- Also known as: Spel-Stina or Spelstina
- Born: Anna-Kajsa Norman c. 1820 Dalarna, Sweden
- Died: 1903 Sweden
- Genres: Swedish folk music
- Occupation: spelman

= Anna-Kajsa Norman =

Anna-Kajsa Norman (c. 1820–1903), known as Spel-Stina or Spelstina (Playing Stina), was a Swedish folk musician, a spelman (violinist), and a composer.

==Life==
Norman was born in Dalarna and lived her adult life in Torsåker. Originally working as servant, she came to be regarded as one of the best spelmans in Gästrikland for her skill as a violinist within folk music. Female spelmans were a rarity, and she is also one of the few female spelmans which are sufficiently documented.

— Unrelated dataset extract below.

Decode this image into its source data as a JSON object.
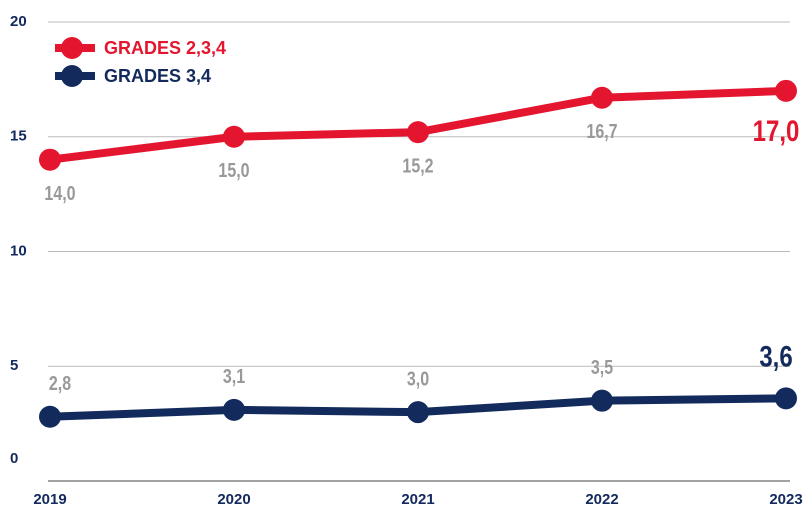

Norman was unmarried but lived with Erik Hellström i Berg, with whom she had five children, among them her son Anders, who wrote down her songs.

Anna-Kajsa Norman composed two collections of songs: Från Hälsingland and Från Delsbo.

==Legacy==
In 2004, Spelstinamedaljen (The Spelstina Medal) and Spelstinastipendiet (The Spelstina Scholarship) was named after her. It is annually awarded to female folk musicians.